“There are global challenges, whether it is the crude price whether it is the prices of crude commodities which have gone skyrocketing. These will have an impact on all economies,” the union finance minister said at an event in Washington DC. “Even with this said, India’s inflation today is at 6.9% last month. Our tolerance band is only 4%, plus or minus 2%. So we could go up to 6%. We have breached the 6%, but we have not really breached it so badly,” she added.
National Statistical Office (NSO) data shows that the headline CPI surged to a 17-month high of 6.95% in March from 6.07% in February. The headline retail inflation has now exceeded the inflation target of the Monetary Policy Committee (MPC) for three consecutive months. The retail inflation averaged 5.5% in FY22 in annual terms and has remained unchanged higher than the mid-point of the MPC’s medium-term target band for the second consecutive year.
Food price inflation in rural areas has more than doubled, from 3.94% in March 2021 to 8.04% in March 2022.
Commodity prices have hit multi-year highs owing to the geopolitical conflict between Russia-Ukraine alongside supply chain disruptions.
More recently, wholesale price inflation came in at a four-month high of 14.55% in March, thereby completing one year in double-digit territory. A higher WPI inflation is seen as a precursor to higher consumer prices as producers pass on rising costs to customers.
“Companies are likely to face a double whammy of higher input prices and high cost of borrowing as banks have started hiking lending rates after the RBI effectively raised the overnight money market rates by 40 bps. Growth prospects face severe downside risks whereas inflation has upside risks,” said Dr.

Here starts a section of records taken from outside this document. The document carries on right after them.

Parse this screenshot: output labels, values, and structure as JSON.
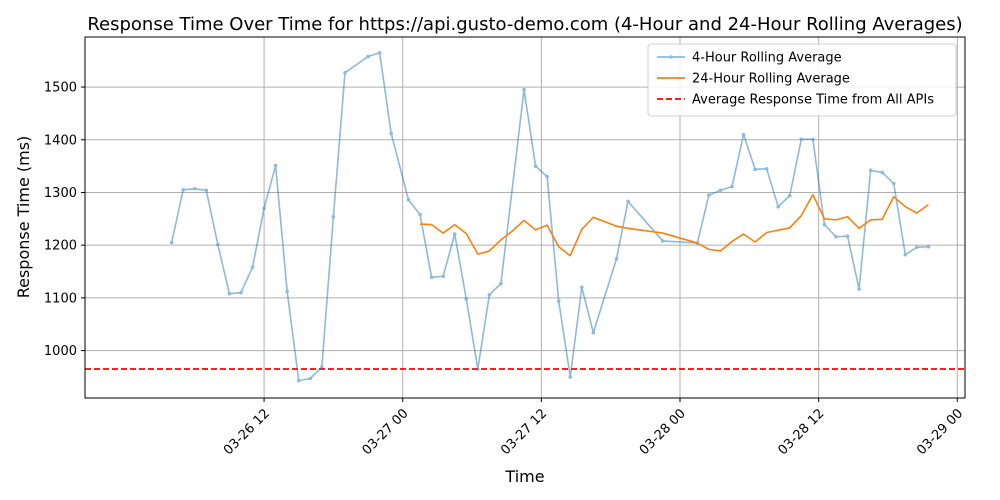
{
  "chart_data": {
    "type": "line",
    "title": "Response Time Over Time for https://api.gusto-demo.com (4-Hour and 24-Hour Rolling Averages)",
    "xlabel": "Time",
    "ylabel": "Response Time (ms)",
    "x_ticks": [
      {
        "value": "2024-03-26 12:00",
        "label": "03-26 12"
      },
      {
        "value": "2024-03-27 00:00",
        "label": "03-27 00"
      },
      {
        "value": "2024-03-27 12:00",
        "label": "03-27 12"
      },
      {
        "value": "2024-03-28 00:00",
        "label": "03-28 00"
      },
      {
        "value": "2024-03-28 12:00",
        "label": "03-28 12"
      },
      {
        "value": "2024-03-29 00:00",
        "label": "03-29 00"
      }
    ],
    "y_ticks": [
      1000,
      1100,
      1200,
      1300,
      1400,
      1500
    ],
    "xlim": [
      "2024-03-25 20:30",
      "2024-03-29 00:40"
    ],
    "ylim": [
      910,
      1595
    ],
    "grid": true,
    "legend_position": "upper-right",
    "series": [
      {
        "name": "4-Hour Rolling Average",
        "style": "line-with-markers",
        "color": "#1f77b4",
        "opacity": 0.5,
        "points": [
          [
            "2024-03-26 04:00",
            1205
          ],
          [
            "2024-03-26 05:00",
            1305
          ],
          [
            "2024-03-26 06:00",
            1307
          ],
          [
            "2024-03-26 07:00",
            1304
          ],
          [
            "2024-03-26 08:00",
            1201
          ],
          [
            "2024-03-26 09:00",
            1108
          ],
          [
            "2024-03-26 10:00",
            1110
          ],
          [
            "2024-03-26 11:00",
            1158
          ],
          [
            "2024-03-26 12:00",
            1270
          ],
          [
            "2024-03-26 13:00",
            1351
          ],
          [
            "2024-03-26 14:00",
            1112
          ],
          [
            "2024-03-26 15:00",
            943
          ],
          [
            "2024-03-26 16:00",
            947
          ],
          [
            "2024-03-26 17:00",
            969
          ],
          [
            "2024-03-26 18:00",
            1254
          ],
          [
            "2024-03-26 19:00",
            1527
          ],
          [
            "2024-03-26 21:00",
            1558
          ],
          [
            "2024-03-26 22:00",
            1565
          ],
          [
            "2024-03-26 23:00",
            1412
          ],
          [
            "2024-03-27 00:30",
            1286
          ],
          [
            "2024-03-27 01:30",
            1258
          ],
          [
            "2024-03-27 02:30",
            1139
          ],
          [
            "2024-03-27 03:30",
            1141
          ],
          [
            "2024-03-27 04:30",
            1221
          ],
          [
            "2024-03-27 05:30",
            1098
          ],
          [
            "2024-03-27 06:30",
            965
          ],
          [
            "2024-03-27 07:30",
            1106
          ],
          [
            "2024-03-27 08:30",
            1127
          ],
          [
            "2024-03-27 10:30",
            1495
          ],
          [
            "2024-03-27 11:30",
            1350
          ],
          [
            "2024-03-27 12:30",
            1330
          ],
          [
            "2024-03-27 13:30",
            1094
          ],
          [
            "2024-03-27 14:30",
            950
          ],
          [
            "2024-03-27 15:30",
            1120
          ],
          [
            "2024-03-27 16:30",
            1034
          ],
          [
            "2024-03-27 18:30",
            1174
          ],
          [
            "2024-03-27 19:30",
            1283
          ],
          [
            "2024-03-27 22:30",
            1208
          ],
          [
            "2024-03-28 01:30",
            1204
          ],
          [
            "2024-03-28 02:30",
            1295
          ],
          [
            "2024-03-28 03:30",
            1304
          ],
          [
            "2024-03-28 04:30",
            1311
          ],
          [
            "2024-03-28 05:30",
            1410
          ],
          [
            "2024-03-28 06:30",
            1344
          ],
          [
            "2024-03-28 07:30",
            1345
          ],
          [
            "2024-03-28 08:30",
            1273
          ],
          [
            "2024-03-28 09:30",
            1294
          ],
          [
            "2024-03-28 10:30",
            1401
          ],
          [
            "2024-03-28 11:30",
            1401
          ],
          [
            "2024-03-28 12:30",
            1239
          ],
          [
            "2024-03-28 13:30",
            1216
          ],
          [
            "2024-03-28 14:30",
            1217
          ],
          [
            "2024-03-28 15:30",
            1117
          ],
          [
            "2024-03-28 16:30",
            1342
          ],
          [
            "2024-03-28 17:30",
            1338
          ],
          [
            "2024-03-28 18:30",
            1317
          ],
          [
            "2024-03-28 19:30",
            1182
          ],
          [
            "2024-03-28 20:30",
            1196
          ],
          [
            "2024-03-28 21:30",
            1197
          ]
        ]
      },
      {
        "name": "24-Hour Rolling Average",
        "style": "line",
        "color": "#ff7f0e",
        "opacity": 1,
        "points": [
          [
            "2024-03-27 01:30",
            1240
          ],
          [
            "2024-03-27 02:30",
            1239
          ],
          [
            "2024-03-27 03:30",
            1223
          ],
          [
            "2024-03-27 04:30",
            1239
          ],
          [
            "2024-03-27 05:30",
            1222
          ],
          [
            "2024-03-27 06:30",
            1183
          ],
          [
            "2024-03-27 07:30",
            1189
          ],
          [
            "2024-03-27 08:30",
            1210
          ],
          [
            "2024-03-27 09:30",
            1227
          ],
          [
            "2024-03-27 10:30",
            1247
          ],
          [
            "2024-03-27 11:30",
            1229
          ],
          [
            "2024-03-27 12:30",
            1238
          ],
          [
            "2024-03-27 13:30",
            1197
          ],
          [
            "2024-03-27 14:30",
            1180
          ],
          [
            "2024-03-27 15:30",
            1230
          ],
          [
            "2024-03-27 16:30",
            1253
          ],
          [
            "2024-03-27 18:30",
            1236
          ],
          [
            "2024-03-27 19:30",
            1232
          ],
          [
            "2024-03-27 22:30",
            1223
          ],
          [
            "2024-03-28 01:30",
            1204
          ],
          [
            "2024-03-28 02:30",
            1192
          ],
          [
            "2024-03-28 03:30",
            1189
          ],
          [
            "2024-03-28 04:30",
            1207
          ],
          [
            "2024-03-28 05:30",
            1221
          ],
          [
            "2024-03-28 06:30",
            1206
          ],
          [
            "2024-03-28 07:30",
            1224
          ],
          [
            "2024-03-28 09:30",
            1233
          ],
          [
            "2024-03-28 10:30",
            1256
          ],
          [
            "2024-03-28 11:30",
            1296
          ],
          [
            "2024-03-28 12:30",
            1250
          ],
          [
            "2024-03-28 13:30",
            1248
          ],
          [
            "2024-03-28 14:30",
            1254
          ],
          [
            "2024-03-28 15:30",
            1232
          ],
          [
            "2024-03-28 16:30",
            1248
          ],
          [
            "2024-03-28 17:30",
            1249
          ],
          [
            "2024-03-28 18:30",
            1292
          ],
          [
            "2024-03-28 19:30",
            1273
          ],
          [
            "2024-03-28 20:30",
            1261
          ],
          [
            "2024-03-28 21:30",
            1277
          ]
        ]
      }
    ],
    "reference_lines": [
      {
        "name": "Average Response Time from All APIs",
        "y": 965,
        "color": "#ff0000",
        "style": "dashed"
      }
    ]
  }
}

Arun Singh, Global Chief Economist, Dun and Bradstreet.
RBI’s hawkish pivot
Taking note of these rising inflationary pressures, the Reserve Bank of India (RBI) Governor Shaktikanta Das in the latest MPC meet said that the apex bank is now prioritizing inflation over growth.
Das said that the RBI has unanimously decided to change its policy stance from remaining accommodative ”

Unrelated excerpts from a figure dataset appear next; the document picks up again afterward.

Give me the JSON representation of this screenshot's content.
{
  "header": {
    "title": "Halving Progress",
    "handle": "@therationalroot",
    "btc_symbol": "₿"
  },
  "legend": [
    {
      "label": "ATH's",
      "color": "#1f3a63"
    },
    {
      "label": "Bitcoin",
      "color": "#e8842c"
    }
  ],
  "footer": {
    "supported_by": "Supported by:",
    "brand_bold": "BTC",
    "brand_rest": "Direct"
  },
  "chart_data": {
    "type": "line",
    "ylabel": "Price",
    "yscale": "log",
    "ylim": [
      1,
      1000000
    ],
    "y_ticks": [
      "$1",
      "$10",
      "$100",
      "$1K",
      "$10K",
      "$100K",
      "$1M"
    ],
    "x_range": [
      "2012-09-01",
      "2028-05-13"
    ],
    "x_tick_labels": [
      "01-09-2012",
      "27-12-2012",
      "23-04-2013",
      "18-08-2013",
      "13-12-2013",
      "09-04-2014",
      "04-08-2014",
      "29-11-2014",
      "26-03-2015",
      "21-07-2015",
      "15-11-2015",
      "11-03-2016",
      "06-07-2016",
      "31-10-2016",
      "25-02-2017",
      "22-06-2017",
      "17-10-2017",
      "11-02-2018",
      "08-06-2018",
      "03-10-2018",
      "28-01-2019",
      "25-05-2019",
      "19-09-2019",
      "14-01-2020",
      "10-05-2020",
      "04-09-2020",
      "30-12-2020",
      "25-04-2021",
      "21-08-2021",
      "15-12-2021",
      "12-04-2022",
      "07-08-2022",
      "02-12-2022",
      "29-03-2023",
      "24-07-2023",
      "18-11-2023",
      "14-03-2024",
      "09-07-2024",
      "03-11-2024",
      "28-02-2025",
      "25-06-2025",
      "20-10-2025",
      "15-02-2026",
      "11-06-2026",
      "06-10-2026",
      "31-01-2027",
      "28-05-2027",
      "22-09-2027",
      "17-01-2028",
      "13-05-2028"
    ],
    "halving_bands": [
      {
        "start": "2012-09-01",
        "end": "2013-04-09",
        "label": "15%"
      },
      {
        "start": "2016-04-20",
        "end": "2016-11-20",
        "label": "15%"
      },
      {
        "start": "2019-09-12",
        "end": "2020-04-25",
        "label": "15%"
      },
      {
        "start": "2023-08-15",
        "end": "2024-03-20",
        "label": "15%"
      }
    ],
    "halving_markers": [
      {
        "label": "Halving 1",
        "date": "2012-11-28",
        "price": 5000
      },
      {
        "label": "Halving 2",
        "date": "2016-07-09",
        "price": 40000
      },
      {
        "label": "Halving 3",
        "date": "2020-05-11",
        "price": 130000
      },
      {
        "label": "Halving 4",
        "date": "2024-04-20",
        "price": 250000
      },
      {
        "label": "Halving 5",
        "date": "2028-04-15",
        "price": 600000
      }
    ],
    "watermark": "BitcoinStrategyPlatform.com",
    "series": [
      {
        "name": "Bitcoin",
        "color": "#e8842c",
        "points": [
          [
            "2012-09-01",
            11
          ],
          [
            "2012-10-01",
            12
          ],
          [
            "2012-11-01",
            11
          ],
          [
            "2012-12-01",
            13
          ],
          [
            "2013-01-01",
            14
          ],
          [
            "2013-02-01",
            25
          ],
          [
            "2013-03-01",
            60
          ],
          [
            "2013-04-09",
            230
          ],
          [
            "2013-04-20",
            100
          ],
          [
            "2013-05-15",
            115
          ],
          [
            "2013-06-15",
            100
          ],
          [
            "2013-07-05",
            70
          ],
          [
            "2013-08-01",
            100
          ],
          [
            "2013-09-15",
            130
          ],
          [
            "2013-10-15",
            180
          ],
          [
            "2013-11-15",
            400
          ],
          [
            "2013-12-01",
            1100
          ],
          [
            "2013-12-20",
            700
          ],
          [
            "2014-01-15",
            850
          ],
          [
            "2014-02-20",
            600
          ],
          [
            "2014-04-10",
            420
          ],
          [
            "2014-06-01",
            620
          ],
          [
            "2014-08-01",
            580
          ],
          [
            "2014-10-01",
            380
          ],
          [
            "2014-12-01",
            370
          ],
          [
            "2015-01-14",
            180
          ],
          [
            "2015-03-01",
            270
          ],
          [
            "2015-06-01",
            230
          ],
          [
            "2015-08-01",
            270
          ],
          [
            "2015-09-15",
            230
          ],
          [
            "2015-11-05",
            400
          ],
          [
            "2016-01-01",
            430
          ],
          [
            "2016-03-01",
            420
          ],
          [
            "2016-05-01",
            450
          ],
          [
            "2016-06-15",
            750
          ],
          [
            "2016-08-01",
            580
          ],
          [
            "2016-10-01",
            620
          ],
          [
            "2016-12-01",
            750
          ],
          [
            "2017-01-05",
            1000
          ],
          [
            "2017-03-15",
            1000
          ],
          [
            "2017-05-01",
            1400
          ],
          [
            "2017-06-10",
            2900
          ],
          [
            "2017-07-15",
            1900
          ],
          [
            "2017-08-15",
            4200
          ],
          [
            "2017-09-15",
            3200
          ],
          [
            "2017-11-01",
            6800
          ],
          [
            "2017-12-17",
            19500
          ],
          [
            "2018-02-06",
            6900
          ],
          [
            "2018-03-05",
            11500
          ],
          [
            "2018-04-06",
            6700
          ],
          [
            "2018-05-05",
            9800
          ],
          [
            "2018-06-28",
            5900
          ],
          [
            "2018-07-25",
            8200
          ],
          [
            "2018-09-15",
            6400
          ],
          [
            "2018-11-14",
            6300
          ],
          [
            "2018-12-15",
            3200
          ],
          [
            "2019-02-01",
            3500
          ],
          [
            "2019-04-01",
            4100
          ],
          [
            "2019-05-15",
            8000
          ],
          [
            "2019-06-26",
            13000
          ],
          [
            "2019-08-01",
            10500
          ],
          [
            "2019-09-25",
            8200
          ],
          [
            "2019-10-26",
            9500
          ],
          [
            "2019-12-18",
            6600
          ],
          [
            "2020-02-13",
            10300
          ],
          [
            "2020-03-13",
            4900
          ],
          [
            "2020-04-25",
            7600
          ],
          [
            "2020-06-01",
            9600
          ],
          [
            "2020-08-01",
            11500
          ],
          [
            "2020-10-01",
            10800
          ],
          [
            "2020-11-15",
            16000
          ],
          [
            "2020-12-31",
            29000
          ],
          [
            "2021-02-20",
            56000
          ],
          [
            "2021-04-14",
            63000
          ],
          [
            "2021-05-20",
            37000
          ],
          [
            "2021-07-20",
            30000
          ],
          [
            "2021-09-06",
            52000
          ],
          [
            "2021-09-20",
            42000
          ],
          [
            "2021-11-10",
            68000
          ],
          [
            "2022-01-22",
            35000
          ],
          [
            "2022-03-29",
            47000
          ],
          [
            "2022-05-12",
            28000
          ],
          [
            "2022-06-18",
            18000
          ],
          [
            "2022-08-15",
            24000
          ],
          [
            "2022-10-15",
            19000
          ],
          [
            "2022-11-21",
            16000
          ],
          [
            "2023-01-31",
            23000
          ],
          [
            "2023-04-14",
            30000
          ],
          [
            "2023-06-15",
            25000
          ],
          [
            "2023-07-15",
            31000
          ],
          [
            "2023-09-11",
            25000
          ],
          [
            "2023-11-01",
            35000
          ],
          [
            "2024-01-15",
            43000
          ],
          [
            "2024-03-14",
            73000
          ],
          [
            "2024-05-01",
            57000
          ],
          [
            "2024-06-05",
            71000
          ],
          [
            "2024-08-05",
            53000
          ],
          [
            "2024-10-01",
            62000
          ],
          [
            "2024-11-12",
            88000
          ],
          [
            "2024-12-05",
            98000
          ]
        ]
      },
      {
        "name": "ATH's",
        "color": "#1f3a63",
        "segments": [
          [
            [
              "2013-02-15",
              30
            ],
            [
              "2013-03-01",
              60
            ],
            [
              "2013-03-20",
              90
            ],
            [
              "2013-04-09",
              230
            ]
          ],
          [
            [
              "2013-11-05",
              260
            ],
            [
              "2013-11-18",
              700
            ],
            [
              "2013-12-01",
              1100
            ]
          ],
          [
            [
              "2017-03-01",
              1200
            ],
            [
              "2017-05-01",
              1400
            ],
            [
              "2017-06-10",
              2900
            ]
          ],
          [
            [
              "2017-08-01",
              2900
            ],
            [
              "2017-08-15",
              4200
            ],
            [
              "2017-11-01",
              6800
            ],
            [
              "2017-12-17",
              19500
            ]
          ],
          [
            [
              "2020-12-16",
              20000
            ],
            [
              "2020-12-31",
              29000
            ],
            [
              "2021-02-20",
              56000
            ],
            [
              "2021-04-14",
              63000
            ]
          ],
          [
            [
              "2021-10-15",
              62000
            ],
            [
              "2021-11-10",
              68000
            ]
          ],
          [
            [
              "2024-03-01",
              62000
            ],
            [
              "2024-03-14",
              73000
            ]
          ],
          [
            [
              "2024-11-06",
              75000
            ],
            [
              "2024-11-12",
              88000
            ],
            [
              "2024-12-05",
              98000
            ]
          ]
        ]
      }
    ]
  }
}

as long as necessary to revive and sustain growth on a durable basis” to remaining accommodative ”
while focusing on withdrawal of accommodation to ensure that inflation remains within the target going forward while supporting growth,
Further, the RBI has now revised its inflation outlook upwards and growth outlook downwards, owing to external uncertainties. RBI lowered the FY23 GDP growth forecast to 7.2% year-on-year from the previous forecast of 7.8%.
It expects input cost pressures to persist longer than expected earlier driven by a broad-based surge in key industrial input prices and global supply chain disruptions, following the Russian invasion of Ukraine. RBI has now revised its retail inflation forecast for FY23 to 5.7% year-over-year from 4.5% earlier.
“Rising external shocks, coupled with greater domestic vulnerability, could increase capital outflows from the Indian markets, resulting in tighter domestic financial conditions in the coming months. India’s vulnerability critically hinges on crude oil prices because they impact its major macros, including the gross domestic product, inflation, current account deficit, rupee and, in some cases, fiscal deficit,” research firm CRISIL said.